If Rothkopf is wrong to suggest that discussing the Israel lobby requires imagining shadowy figures hatching conspiracy theories, he's also wrong to say that "Jews are just as divided, just as sometimes impotent and sometimes successful as anyone else." Actually, when it comes to electoral politics, Jews are less divided than, say, white Christians. White Christians are split close to fifty-fifty in American presidential elections; Jews usually vote roughly 75 percent for the Democrats. Yes, of course, Jews are divided in their views about Israel, but when it comes to Jewish lobbying organizations in Washington, that divide is not equal.

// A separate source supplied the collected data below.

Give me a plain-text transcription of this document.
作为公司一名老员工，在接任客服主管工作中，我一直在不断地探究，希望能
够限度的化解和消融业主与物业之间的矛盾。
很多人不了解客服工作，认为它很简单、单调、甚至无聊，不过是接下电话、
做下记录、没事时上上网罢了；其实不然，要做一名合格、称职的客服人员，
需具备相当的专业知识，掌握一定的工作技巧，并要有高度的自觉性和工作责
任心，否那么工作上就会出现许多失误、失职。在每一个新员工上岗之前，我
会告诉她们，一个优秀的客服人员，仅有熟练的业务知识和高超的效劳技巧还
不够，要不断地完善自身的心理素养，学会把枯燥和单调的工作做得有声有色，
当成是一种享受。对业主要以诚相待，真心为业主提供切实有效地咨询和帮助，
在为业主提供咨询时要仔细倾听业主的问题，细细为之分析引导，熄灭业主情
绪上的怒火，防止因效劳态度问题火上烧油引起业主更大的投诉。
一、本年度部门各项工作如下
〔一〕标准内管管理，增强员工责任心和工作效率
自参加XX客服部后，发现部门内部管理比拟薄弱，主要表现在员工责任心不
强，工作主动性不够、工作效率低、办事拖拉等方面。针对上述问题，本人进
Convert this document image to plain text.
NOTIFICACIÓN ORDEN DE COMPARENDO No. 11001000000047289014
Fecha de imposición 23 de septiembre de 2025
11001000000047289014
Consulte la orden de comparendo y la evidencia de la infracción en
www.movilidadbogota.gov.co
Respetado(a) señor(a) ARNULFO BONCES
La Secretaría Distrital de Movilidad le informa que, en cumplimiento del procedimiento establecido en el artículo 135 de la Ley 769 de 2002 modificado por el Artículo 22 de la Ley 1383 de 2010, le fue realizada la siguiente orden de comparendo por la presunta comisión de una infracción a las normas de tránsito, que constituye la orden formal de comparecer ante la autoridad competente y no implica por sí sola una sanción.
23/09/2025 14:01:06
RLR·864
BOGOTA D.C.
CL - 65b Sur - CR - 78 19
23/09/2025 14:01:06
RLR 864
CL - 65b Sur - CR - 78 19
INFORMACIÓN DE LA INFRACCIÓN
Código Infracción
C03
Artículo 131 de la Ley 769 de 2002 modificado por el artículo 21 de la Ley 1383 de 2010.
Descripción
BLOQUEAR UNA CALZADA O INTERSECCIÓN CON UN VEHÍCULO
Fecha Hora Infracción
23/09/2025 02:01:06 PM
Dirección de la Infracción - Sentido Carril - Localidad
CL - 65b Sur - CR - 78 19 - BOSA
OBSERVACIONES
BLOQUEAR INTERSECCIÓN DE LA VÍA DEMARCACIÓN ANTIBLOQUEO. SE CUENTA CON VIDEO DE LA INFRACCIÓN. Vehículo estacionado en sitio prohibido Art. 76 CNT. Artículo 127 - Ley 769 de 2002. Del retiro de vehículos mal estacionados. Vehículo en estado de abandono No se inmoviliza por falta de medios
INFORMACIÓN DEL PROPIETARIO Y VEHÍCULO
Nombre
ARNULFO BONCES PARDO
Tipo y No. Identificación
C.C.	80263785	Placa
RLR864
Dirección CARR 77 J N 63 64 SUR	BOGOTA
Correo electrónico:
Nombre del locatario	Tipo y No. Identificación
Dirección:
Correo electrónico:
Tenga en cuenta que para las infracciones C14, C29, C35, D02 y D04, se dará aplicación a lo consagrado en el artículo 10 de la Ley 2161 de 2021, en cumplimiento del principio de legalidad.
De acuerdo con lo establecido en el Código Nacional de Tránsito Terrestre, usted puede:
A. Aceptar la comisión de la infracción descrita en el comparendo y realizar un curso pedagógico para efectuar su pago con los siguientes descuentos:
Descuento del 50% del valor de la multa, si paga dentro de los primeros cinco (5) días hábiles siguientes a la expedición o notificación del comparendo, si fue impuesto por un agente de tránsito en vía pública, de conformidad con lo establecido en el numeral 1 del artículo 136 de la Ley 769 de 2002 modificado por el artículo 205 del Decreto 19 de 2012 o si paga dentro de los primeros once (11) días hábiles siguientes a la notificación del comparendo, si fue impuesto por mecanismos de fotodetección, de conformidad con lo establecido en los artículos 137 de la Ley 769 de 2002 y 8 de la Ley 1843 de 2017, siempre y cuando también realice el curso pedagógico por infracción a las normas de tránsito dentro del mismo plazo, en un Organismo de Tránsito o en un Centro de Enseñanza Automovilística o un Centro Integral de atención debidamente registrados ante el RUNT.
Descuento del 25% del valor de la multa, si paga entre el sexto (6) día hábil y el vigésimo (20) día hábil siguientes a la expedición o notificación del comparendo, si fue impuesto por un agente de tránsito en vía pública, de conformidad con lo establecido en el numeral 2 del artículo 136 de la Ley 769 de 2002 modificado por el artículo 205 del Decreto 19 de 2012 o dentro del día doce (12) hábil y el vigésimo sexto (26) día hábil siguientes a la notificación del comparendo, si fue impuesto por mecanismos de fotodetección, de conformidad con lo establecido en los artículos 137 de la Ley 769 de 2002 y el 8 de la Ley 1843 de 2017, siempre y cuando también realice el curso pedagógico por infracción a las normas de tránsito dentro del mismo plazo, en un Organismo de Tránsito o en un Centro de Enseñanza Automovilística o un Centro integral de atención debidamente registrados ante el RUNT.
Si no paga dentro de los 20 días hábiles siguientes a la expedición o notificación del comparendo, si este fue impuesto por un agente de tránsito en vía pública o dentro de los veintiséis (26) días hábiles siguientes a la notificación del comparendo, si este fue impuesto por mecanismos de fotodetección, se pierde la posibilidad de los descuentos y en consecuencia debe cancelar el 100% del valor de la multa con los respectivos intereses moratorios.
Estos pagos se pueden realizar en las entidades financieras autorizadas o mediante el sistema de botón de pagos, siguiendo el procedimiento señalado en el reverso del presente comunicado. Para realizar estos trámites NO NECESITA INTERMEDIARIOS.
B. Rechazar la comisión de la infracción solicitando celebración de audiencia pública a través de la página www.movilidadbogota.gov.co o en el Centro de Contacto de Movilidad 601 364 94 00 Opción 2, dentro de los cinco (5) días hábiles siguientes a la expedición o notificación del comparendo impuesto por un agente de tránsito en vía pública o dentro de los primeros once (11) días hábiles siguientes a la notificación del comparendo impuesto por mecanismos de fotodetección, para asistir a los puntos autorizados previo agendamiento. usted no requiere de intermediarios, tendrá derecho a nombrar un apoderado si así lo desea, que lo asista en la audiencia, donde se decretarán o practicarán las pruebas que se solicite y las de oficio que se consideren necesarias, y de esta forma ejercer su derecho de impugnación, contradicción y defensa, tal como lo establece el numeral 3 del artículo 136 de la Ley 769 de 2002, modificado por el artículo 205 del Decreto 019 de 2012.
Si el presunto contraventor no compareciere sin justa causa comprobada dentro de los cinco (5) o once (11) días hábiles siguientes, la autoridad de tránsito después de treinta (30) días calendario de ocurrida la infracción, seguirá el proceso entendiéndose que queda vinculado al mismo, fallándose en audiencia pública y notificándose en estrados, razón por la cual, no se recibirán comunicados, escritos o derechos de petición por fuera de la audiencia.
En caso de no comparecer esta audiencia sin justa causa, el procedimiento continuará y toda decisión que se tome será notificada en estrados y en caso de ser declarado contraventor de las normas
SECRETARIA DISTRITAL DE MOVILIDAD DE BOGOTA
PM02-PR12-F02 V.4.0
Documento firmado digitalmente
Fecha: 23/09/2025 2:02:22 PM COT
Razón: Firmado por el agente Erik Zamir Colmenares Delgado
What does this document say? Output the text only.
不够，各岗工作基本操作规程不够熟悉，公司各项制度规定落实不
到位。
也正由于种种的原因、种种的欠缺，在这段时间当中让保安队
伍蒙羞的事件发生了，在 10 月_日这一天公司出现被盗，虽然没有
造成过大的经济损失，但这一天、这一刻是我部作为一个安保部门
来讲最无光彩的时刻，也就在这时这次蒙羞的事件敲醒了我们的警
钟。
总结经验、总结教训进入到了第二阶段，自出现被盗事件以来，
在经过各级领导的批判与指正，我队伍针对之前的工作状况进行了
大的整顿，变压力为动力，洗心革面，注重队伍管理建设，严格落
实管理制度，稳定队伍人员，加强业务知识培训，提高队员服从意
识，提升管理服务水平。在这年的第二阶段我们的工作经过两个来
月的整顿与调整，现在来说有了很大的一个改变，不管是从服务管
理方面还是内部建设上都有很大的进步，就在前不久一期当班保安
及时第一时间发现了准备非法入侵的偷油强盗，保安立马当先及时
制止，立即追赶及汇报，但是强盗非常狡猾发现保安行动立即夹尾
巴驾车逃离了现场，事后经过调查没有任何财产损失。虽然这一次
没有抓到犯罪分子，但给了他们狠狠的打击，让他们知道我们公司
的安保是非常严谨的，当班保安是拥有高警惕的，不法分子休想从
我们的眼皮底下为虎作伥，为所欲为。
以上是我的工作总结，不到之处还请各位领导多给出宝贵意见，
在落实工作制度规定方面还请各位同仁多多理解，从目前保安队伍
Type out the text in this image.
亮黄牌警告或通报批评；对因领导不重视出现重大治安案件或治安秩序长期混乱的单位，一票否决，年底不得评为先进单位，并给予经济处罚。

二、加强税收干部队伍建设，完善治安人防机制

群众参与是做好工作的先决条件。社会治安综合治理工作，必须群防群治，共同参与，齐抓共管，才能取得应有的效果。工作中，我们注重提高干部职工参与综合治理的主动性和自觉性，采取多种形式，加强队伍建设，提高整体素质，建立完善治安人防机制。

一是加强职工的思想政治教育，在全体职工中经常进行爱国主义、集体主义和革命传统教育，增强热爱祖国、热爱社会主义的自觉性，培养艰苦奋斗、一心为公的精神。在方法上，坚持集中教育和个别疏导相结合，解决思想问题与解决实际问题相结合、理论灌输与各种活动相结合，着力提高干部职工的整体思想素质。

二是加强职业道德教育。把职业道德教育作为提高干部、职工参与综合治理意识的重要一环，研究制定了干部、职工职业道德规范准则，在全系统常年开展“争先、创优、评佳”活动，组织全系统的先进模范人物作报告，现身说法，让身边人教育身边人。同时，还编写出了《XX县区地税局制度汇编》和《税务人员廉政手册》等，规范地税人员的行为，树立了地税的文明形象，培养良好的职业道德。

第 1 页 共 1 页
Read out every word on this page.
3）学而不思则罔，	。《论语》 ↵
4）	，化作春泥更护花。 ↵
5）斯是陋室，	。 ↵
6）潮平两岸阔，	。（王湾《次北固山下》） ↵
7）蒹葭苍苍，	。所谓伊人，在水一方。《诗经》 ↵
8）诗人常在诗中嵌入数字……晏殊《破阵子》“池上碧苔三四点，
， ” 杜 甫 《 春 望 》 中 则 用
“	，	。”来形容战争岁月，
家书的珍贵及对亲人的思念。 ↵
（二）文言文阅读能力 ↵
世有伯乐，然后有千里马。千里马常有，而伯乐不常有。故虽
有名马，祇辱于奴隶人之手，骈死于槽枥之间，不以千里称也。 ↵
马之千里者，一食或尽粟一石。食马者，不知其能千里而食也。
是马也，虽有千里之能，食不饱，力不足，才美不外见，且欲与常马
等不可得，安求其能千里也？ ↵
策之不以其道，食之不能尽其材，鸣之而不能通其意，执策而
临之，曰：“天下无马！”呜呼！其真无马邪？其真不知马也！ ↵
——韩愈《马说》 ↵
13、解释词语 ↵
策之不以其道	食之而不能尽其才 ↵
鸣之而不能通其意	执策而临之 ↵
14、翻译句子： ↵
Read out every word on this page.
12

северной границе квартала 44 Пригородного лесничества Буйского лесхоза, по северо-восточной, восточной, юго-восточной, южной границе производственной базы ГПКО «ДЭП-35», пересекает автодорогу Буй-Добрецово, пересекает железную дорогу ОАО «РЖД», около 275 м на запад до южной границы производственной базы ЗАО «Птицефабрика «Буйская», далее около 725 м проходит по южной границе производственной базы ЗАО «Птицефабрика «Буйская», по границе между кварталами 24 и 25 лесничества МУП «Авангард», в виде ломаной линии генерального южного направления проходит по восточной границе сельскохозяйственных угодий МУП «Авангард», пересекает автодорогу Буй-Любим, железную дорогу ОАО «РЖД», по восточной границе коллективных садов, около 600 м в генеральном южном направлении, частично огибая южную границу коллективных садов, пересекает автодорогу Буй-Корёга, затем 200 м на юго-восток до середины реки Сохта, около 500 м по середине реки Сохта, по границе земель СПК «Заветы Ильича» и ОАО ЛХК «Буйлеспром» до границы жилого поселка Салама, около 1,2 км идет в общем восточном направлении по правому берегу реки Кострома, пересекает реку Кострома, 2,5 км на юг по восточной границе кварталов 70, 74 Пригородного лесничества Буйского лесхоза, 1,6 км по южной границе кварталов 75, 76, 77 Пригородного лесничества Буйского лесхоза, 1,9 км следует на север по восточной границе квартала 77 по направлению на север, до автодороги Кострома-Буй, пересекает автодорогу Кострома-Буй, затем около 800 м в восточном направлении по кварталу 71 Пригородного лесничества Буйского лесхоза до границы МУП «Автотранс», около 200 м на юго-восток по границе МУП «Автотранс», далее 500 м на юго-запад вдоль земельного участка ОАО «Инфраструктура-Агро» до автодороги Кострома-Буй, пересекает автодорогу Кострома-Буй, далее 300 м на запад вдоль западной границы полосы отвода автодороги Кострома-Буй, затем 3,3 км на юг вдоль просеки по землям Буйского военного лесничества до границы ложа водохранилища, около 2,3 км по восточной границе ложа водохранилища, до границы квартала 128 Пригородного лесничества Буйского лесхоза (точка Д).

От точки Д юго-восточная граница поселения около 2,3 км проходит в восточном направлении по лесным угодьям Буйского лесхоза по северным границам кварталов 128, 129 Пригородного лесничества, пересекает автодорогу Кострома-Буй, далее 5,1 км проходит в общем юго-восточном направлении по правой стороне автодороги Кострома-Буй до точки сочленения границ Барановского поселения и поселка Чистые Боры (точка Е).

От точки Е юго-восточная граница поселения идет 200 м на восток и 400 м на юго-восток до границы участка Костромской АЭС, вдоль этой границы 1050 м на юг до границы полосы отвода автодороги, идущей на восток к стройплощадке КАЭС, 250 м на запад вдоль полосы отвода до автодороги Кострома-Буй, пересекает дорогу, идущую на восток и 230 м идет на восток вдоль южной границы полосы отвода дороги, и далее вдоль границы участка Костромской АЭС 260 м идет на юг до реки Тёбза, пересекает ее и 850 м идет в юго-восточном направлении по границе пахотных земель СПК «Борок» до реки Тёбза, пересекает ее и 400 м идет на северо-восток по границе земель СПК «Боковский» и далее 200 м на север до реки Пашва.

The organizations, like AIPAC, which generally support Israeli government policy, are significantly stronger than those, like J Street, which more often oppose it.
Finally, it's simply not true that when it comes to influencing Israel policy, American Jews as just as "sometimes impotent and sometimes successful as anyone else." The Israel lobby is broader than just Jews, but even if you isolate the Jewish-dominated organizations within it, like AIPAC, it's clear that Jews are far more successful in influencing American policy towards Israel than, say, Palestinian or Arab Americans. Again, there's nothing particularly nefarious or surprising about this. Jews are an affluent, politically engaged group that has been in the United States in large numbers for roughly a hundred years. Arab Americans, like other more recent immigrant groups, have not (yet) built the cultural comfort and institutional capacity that would allow them to influence Washington in the same way. As one prominent Palestinian-American once told me, "You wield political influence in America once you've been here long enough to produce lawyers. We haven't reached our lawyer stage yet."
So, yes, Bibi failed to push Obama closer to war with Iran. That's no surprise. Despite the claims of Stephen Walt and John Mearsheimer, the Israel lobby was marginal to America's war with Iraq too, because wars aren't particularly conducive to outside lobbying (Halliburton didn't get us into Iraq either). The stakes are simply too high for a president to back down from what he believes is right because even the strongest lobby is pushing in a certain direction. But on other issues—for instance, U.S. policy on settlement growth—where the stakes for America, and the president, are lower, the Israel lobby does indeed wield substantial power. In the course of reporting "The Crisis of Zionism," I had that power attested to me by dozens of people who work, or used to work, in the Obama administration, Congress and Israel policy organizations themselves. Those people—most of whom are also Jewish—weren't hallucinating, no matter how ineffective Bibi's pressure campaign proved last week.